Born into an Orthodox Jewish Labour family in Dalston, north-east London, she had seven sisters and two brothers, all of whom predeceased her. In the 1920s she was involved in the General Strike and she could recall the battle of Cable Street, when Oswald Mosley’s British Union of Fascists clashed violently with anti-fascist protesters in London’s East End.

When she was invited last year to a school in the East End for a performance recalling the episode, a teacher said of her speech: “The response the kids gave her was the best thing about the whole event. It was a fantastic atmosphere, so inspiring.”

She had early leanings towards the Communist Party, working in the 1930s with Kino, a film documentary company with links to the Soviet Union. Joining the Labour Party she was detailed to welcome new applicants, remembering one man who she said, “was very pleasant looking, and you couldn’t help but respond to that smile.” This was Reg Bower, to whom she would be married for 69 years.

During the war she ran a Czech Refugee Hostel in north London for, she said, “trade unionists, socialists, communists, Jews and anyone else they could get out of Czechoslovakia.”

After the war she worked for more than 20 years as a secretary at a secondary school near Finsbury Park, where she promoted music teaching: in the First World War she had been much comforted, she recalled, by the family practice of playing music to drown out the noise of bombing raids.
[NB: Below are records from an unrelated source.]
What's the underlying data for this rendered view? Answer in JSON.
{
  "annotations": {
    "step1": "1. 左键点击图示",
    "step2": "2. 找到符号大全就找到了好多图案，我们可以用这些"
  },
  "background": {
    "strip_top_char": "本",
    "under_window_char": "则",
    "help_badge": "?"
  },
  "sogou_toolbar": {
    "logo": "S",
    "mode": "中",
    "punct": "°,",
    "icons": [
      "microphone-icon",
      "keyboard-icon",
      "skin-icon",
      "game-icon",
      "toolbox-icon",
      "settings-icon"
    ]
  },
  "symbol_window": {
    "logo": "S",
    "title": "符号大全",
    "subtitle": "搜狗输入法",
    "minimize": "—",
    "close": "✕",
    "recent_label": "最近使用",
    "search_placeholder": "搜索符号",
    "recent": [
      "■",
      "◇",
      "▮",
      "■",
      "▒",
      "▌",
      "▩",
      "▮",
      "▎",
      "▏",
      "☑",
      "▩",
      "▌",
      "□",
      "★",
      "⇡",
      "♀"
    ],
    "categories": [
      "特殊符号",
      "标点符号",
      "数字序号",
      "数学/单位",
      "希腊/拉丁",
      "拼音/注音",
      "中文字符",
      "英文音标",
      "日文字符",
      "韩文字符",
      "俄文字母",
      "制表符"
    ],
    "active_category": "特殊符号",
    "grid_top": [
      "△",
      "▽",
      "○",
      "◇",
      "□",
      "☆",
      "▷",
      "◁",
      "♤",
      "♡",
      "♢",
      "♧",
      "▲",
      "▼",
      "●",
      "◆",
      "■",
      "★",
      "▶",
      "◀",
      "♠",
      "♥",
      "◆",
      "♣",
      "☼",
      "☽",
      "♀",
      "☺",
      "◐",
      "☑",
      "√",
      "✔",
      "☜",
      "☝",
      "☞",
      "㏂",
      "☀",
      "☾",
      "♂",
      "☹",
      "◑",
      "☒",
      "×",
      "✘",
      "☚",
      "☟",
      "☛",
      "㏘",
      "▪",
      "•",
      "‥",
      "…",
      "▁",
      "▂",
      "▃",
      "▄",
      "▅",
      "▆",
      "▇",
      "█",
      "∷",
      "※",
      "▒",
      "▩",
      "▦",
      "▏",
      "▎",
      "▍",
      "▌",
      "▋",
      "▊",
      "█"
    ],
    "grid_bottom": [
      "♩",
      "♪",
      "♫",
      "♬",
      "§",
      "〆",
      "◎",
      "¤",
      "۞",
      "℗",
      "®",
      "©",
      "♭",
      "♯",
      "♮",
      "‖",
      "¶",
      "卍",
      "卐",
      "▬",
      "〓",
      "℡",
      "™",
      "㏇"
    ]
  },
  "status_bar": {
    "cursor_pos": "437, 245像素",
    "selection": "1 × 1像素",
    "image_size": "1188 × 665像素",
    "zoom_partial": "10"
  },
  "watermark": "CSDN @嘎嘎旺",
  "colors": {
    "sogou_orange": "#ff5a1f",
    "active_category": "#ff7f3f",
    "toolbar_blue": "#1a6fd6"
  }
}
She went on to work in a variety of jobs in business and the cinema, helping to set up the first union for women, the Association of Women Clerks and Secretaries.
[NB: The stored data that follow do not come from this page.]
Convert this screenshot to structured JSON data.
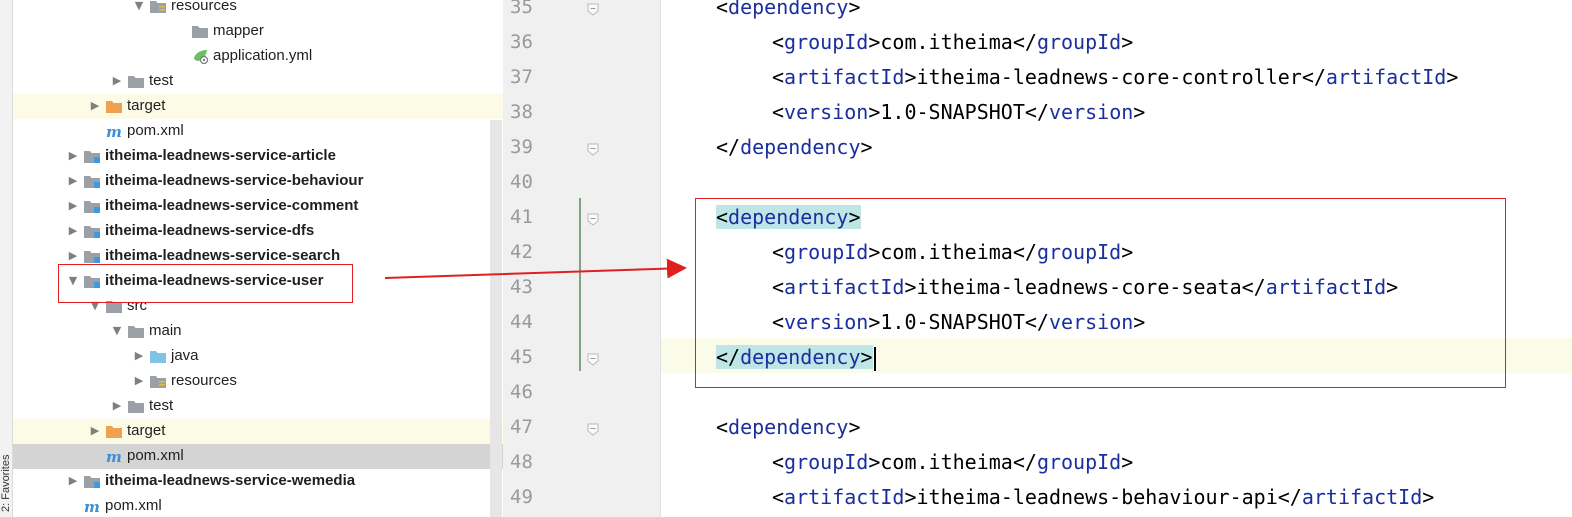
{
  "sidebar_strip": {
    "label": "2: Favorites"
  },
  "tree": {
    "rows": [
      {
        "label": "resources",
        "icon": "resources-folder-icon",
        "arrow": "down",
        "bold": false,
        "highlight": "",
        "indent": 120
      },
      {
        "label": "mapper",
        "icon": "folder-icon",
        "arrow": "",
        "bold": false,
        "highlight": "",
        "indent": 162
      },
      {
        "label": "application.yml",
        "icon": "yml-file-icon",
        "arrow": "",
        "bold": false,
        "highlight": "",
        "indent": 162
      },
      {
        "label": "test",
        "icon": "folder-icon",
        "arrow": "right",
        "bold": false,
        "highlight": "",
        "indent": 98
      },
      {
        "label": "target",
        "icon": "orange-folder-icon",
        "arrow": "right",
        "bold": false,
        "highlight": "yellow",
        "indent": 76
      },
      {
        "label": "pom.xml",
        "icon": "maven-icon",
        "arrow": "",
        "bold": false,
        "highlight": "",
        "indent": 76
      },
      {
        "label": "itheima-leadnews-service-article",
        "icon": "module-folder-icon",
        "arrow": "right",
        "bold": true,
        "highlight": "",
        "indent": 54
      },
      {
        "label": "itheima-leadnews-service-behaviour",
        "icon": "module-folder-icon",
        "arrow": "right",
        "bold": true,
        "highlight": "",
        "indent": 54
      },
      {
        "label": "itheima-leadnews-service-comment",
        "icon": "module-folder-icon",
        "arrow": "right",
        "bold": true,
        "highlight": "",
        "indent": 54
      },
      {
        "label": "itheima-leadnews-service-dfs",
        "icon": "module-folder-icon",
        "arrow": "right",
        "bold": true,
        "highlight": "",
        "indent": 54
      },
      {
        "label": "itheima-leadnews-service-search",
        "icon": "module-folder-icon",
        "arrow": "right",
        "bold": true,
        "highlight": "",
        "indent": 54
      },
      {
        "label": "itheima-leadnews-service-user",
        "icon": "module-folder-icon",
        "arrow": "down",
        "bold": true,
        "highlight": "",
        "indent": 54
      },
      {
        "label": "src",
        "icon": "folder-icon",
        "arrow": "down",
        "bold": false,
        "highlight": "",
        "indent": 76
      },
      {
        "label": "main",
        "icon": "folder-icon",
        "arrow": "down",
        "bold": false,
        "highlight": "",
        "indent": 98
      },
      {
        "label": "java",
        "icon": "source-folder-icon",
        "arrow": "right",
        "bold": false,
        "highlight": "",
        "indent": 120
      },
      {
        "label": "resources",
        "icon": "resources-folder-icon",
        "arrow": "right",
        "bold": false,
        "highlight": "",
        "indent": 120
      },
      {
        "label": "test",
        "icon": "folder-icon",
        "arrow": "right",
        "bold": false,
        "highlight": "",
        "indent": 98
      },
      {
        "label": "target",
        "icon": "orange-folder-icon",
        "arrow": "right",
        "bold": false,
        "highlight": "yellow",
        "indent": 76
      },
      {
        "label": "pom.xml",
        "icon": "maven-icon",
        "arrow": "",
        "bold": false,
        "highlight": "selected",
        "indent": 76
      },
      {
        "label": "itheima-leadnews-service-wemedia",
        "icon": "module-folder-icon",
        "arrow": "right",
        "bold": true,
        "highlight": "",
        "indent": 54
      },
      {
        "label": "pom.xml",
        "icon": "maven-icon",
        "arrow": "",
        "bold": false,
        "highlight": "",
        "indent": 54
      }
    ]
  },
  "editor": {
    "lines": [
      {
        "num": "35",
        "indent": 0,
        "kind": "open",
        "tag": "dependency",
        "text": "",
        "fold": true
      },
      {
        "num": "36",
        "indent": 1,
        "kind": "elem",
        "tag": "groupId",
        "text": "com.itheima",
        "fold": false
      },
      {
        "num": "37",
        "indent": 1,
        "kind": "elem",
        "tag": "artifactId",
        "text": "itheima-leadnews-core-controller",
        "fold": false
      },
      {
        "num": "38",
        "indent": 1,
        "kind": "elem",
        "tag": "version",
        "text": "1.0-SNAPSHOT",
        "fold": false
      },
      {
        "num": "39",
        "indent": 0,
        "kind": "close",
        "tag": "dependency",
        "text": "",
        "fold": true
      },
      {
        "num": "40",
        "indent": 0,
        "kind": "blank",
        "tag": "",
        "text": "",
        "fold": false
      },
      {
        "num": "41",
        "indent": 0,
        "kind": "open",
        "tag": "dependency",
        "text": "",
        "fold": true,
        "match": true
      },
      {
        "num": "42",
        "indent": 1,
        "kind": "elem",
        "tag": "groupId",
        "text": "com.itheima",
        "fold": false
      },
      {
        "num": "43",
        "indent": 1,
        "kind": "elem",
        "tag": "artifactId",
        "text": "itheima-leadnews-core-seata",
        "fold": false
      },
      {
        "num": "44",
        "indent": 1,
        "kind": "elem",
        "tag": "version",
        "text": "1.0-SNAPSHOT",
        "fold": false
      },
      {
        "num": "45",
        "indent": 0,
        "kind": "close",
        "tag": "dependency",
        "text": "",
        "fold": true,
        "match": true,
        "caret": true
      },
      {
        "num": "46",
        "indent": 0,
        "kind": "blank",
        "tag": "",
        "text": "",
        "fold": false
      },
      {
        "num": "47",
        "indent": 0,
        "kind": "open",
        "tag": "dependency",
        "text": "",
        "fold": true
      },
      {
        "num": "48",
        "indent": 1,
        "kind": "elem",
        "tag": "groupId",
        "text": "com.itheima",
        "fold": false
      },
      {
        "num": "49",
        "indent": 1,
        "kind": "elem",
        "tag": "artifactId",
        "text": "itheima-leadnews-behaviour-api",
        "fold": false
      }
    ]
  },
  "colors": {
    "tag": "#1a2f9d",
    "annotation": "#e02020",
    "match_bg": "#bfe6e6",
    "current_line": "#fbfbe9"
  }
}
When CND was formed in 1958 she was a founder-member, taking part in her first march to Aldermaston a year later and becoming a familiar figure at many of its marches and other events over the decades. In fact, she last went to Aldermaston earlier this year when, it was said, she complained that some marchers were going too slowly. She was one of the speakers at the annual Hiroshima Day Commemoration in London in 2011.

As a veteran peace campaigner she was upset by the war in Iraq, leaving the Labour Party over the issue but later rejoining. “I’m still marching,” she said. “I just want my great-grandchildren to grow up in a world where war is past.”

In the last few years she signalled that she believed her life had lasted almost long enough. When the Channel 4 journalist Jon Snow remarked to her that he hoped she would be around for many years she replied, “Please not. I am now getting tired.” And when another interviewer asked if she hoped to live much longer she said, “No, I do not. I really hope I don’t make another birthday. There doesn’t seem much purpose.”

Yet she continued to display spirit. Her daughter Maggie said: “Almost her last words were, ‘Ban the bomb, for ever more.’ It was among the songs we sang with her in her last few days.”

Hetty Rimel, peace campaigner: born Dalston, London 28 September 1905; married Reginald Bower (deceased; two daughters); died Hampstead, London 12 November 2013.